Clearly, the path “from out of sight, out of mind” state institutional care to integrated community living is not without its challenges.
Elmer Cerano, executive director of Michigan Protection and Advocacy Service, echoes many of the sentiments of Hoyle that Michigan can take pride in the closure of its institutions yet still has much work to do.
In fact, Cerano fears history is repeating itself. More and more, he says, he’s hearing the same rationale that was used to maintain large state institutions back in the 1970s and ’80s: “They can be with their friends,” “They would be safer,” “We can build an activity center right on the grounds.” “There is a movement,” he says, of parents who want to “build segregated villages for their adult children with intellectual disabilities.”
Cerano strongly opposes such a move. “We must not place limits on the human potential of people with disabilities…Remember, it was professionals and politicians only a short generation ago who gave a life sentence, in a state institution, to people born with a disability.” He pleads, “We must not allow the 21st century [professionals and politicians] to hold back the full potential of people with disabilities.”
Andre Robinson, an outspoken advocate, peer mentor and consumer member of the Michigan Developmental Disabilities Council, says, “I have been blessed to taste the dignity of living my life my way; I beg those with power to make decisions to help us keep our freedom.”
Jim Dehem, president and CEO of Community Living Services, which provides administrative and support coordination for approximately 4,000 persons with developmental disabilities and senior citizens in the metropolitan Detroit area, rejoices in the institutions being closed. He, his staff and the CLS network of providers also take great pride in assisting people to live in their own homes, with whom they choose or with their families, and putting behind them the past system of dependency upon group homes and nursing homes.
“At CLS we are assisting people with disabilities to have authority over their own lives,” says Dehem. “As an organization, we have converted to a model of support rather than a system of professionals, programs and facilities — people should not have to give up their freedom and life because they happen to need support as a result of a disability.” He adds, “We all need the support of others in our lives.”
Edmund Burke, author, political theorist and philosopher, said, “all it takes for evil to triumph is the silence of good men.” Over the years, advocates, parents, friends, the media and concerned elected officials refused to remain silent.
Gov.
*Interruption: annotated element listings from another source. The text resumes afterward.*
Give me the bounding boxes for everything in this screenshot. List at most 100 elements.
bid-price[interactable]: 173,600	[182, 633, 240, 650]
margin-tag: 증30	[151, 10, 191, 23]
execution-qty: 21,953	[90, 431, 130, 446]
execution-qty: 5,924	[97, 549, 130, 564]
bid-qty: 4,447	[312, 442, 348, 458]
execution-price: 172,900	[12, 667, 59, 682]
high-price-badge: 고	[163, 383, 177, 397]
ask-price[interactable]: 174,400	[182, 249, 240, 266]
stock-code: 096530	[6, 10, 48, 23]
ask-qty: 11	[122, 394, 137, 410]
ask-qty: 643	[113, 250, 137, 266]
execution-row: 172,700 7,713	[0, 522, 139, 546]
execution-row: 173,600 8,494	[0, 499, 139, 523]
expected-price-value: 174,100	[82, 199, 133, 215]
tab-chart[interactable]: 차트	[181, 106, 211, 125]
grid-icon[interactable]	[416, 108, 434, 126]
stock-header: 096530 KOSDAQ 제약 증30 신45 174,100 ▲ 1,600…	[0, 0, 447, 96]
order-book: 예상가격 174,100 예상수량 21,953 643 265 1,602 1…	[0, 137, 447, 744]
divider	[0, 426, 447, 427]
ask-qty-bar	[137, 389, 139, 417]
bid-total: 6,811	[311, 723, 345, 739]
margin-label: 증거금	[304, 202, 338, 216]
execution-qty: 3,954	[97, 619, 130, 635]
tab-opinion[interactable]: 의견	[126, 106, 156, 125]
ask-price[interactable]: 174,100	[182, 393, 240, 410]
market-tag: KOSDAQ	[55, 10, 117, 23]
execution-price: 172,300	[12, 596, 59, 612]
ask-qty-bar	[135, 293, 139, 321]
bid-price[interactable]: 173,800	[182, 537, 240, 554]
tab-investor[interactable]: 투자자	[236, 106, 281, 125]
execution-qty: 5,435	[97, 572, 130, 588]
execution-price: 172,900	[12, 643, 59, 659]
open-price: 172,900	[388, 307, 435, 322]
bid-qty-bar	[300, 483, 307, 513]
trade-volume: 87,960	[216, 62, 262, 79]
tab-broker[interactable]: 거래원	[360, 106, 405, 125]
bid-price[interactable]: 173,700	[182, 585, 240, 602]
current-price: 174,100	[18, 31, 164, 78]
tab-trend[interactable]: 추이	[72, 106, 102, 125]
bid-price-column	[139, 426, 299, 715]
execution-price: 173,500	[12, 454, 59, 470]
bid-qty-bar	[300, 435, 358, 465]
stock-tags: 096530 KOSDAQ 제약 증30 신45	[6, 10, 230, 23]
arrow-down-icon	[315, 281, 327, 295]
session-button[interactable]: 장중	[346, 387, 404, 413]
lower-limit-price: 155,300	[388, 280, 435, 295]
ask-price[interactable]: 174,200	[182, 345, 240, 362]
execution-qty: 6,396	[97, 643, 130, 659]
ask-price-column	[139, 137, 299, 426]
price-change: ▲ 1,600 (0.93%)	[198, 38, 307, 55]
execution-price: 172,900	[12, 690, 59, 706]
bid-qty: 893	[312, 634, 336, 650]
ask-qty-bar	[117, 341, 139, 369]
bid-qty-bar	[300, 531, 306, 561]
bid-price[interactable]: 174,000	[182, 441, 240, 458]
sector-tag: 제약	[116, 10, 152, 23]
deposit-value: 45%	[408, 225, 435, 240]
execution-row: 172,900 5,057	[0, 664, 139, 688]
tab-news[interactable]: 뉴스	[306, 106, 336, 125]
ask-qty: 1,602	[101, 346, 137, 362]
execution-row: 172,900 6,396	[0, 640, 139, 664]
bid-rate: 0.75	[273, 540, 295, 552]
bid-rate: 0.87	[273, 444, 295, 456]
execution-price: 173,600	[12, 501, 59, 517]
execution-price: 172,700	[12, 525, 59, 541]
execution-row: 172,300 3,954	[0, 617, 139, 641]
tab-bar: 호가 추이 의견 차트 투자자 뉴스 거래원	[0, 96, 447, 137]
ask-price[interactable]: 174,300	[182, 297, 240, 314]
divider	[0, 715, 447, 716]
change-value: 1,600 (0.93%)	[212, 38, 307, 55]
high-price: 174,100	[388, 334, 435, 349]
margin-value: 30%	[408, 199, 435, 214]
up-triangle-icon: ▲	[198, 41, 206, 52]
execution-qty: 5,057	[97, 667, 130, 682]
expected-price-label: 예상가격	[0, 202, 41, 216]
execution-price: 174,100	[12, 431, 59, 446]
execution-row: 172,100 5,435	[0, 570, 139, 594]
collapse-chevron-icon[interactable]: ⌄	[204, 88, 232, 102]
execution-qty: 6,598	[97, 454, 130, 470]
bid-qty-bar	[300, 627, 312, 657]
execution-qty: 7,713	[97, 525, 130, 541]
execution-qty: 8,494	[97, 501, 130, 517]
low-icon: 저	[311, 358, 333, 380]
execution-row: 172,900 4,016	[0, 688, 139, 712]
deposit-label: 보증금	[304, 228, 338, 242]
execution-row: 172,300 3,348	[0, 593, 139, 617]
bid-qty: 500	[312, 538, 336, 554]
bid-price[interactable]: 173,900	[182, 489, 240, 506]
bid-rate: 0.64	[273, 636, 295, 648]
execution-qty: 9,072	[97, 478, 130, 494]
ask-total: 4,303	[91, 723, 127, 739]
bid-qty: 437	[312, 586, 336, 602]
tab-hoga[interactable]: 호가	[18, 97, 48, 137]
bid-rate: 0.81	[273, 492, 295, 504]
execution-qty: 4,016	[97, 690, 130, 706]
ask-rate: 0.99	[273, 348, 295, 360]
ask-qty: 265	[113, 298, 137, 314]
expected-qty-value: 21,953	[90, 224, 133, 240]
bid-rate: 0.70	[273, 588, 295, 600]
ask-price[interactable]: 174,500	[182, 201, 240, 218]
Milliken is a mentor of sorts to our current “reinvention governor,” Rick Snyder. Perhaps Gov. Snyder will complete the job begun by Milliken by helping fulfill the dreams of Andre Robinson and Ray Schuholz and all the people they advocate.
Today, we see the success of that once new approach in the smiles of people who had been institutionalized and those who never saw the inside of a state institution, who are now living their lives, their way, in their communities. We have witnessed what can happen when good people stand up and speak out.
Michigan has come a long way from the days of banishing people with disabilities to large state institutions. Yet we should never rest on our laurels, thinking the job is done because one evil has been eliminated.
Hoyle sums it up, “Until all people with disabilities have the rights and opportunities preordained to every citizen of this great country, there is work that remains to be done.”